Ecologist Jenny Carney grew up playing in the woods of rural Wisconsin and is now a Principal and LEED expert at YR&G in Chicago, a sustainability consulting service for organizations and communities. However, her love of nature urged her to return to her roots. Carney purchased six acres of wooded land in Wisconsin near the Mississippi River where she built Xanadu — a simple 150 square foot shelter.



Recently featured in Real Simple Magazine, Carney’s “shed” for living in the woods reflects what she considers a modern angst: nature-deficit disorder. She used the term after reading the book “Last Child in the Woods: Saving Our Children from Nature-Deficit Disorder” by journalist Richard Louv. The book discusses our contemporary detachment from the natural world and how to remedy it.



Xanadu is Carney’s answer to the disease, so she kept it simple. Without many building skills and a few tools, Carney, her father, Paul, and a small group of friends and family built the shelter over a long weekend. The shed sits on a floating foundation of gravel and concrete deck blocks, has a metal roof for water collection, and a 7×16 foot porch with sliding glass doors. The house has formaldehyde-free plywood and fiber-cement siding.

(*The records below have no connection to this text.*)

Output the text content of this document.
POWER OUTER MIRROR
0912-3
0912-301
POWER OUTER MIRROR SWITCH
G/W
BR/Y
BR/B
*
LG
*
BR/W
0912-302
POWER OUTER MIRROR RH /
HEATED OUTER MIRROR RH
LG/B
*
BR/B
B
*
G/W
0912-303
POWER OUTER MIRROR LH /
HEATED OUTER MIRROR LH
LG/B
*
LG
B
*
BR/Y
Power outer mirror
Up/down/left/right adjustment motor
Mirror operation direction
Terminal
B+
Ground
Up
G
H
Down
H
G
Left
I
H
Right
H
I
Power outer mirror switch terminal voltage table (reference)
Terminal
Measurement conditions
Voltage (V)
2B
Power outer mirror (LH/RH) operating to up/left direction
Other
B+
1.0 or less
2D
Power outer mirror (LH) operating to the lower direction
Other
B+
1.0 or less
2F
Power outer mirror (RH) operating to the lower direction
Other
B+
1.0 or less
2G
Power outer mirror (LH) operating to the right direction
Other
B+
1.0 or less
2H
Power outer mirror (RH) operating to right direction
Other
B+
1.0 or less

The one room cabin does not have plumbing or electrical. Carney collects rainwater in a barrel, cooks on a camp stove or on the cast iron woodstove and has a solar-charged battery for lights. Xanadu has a small outhouse with a sawdust bucket. Retro storage lockers hold food and clothes and the walls hold everything else. Carney sleeps on a handmade Murphy bed that lies flush against the wall and her bedding also acts as sofa cushions.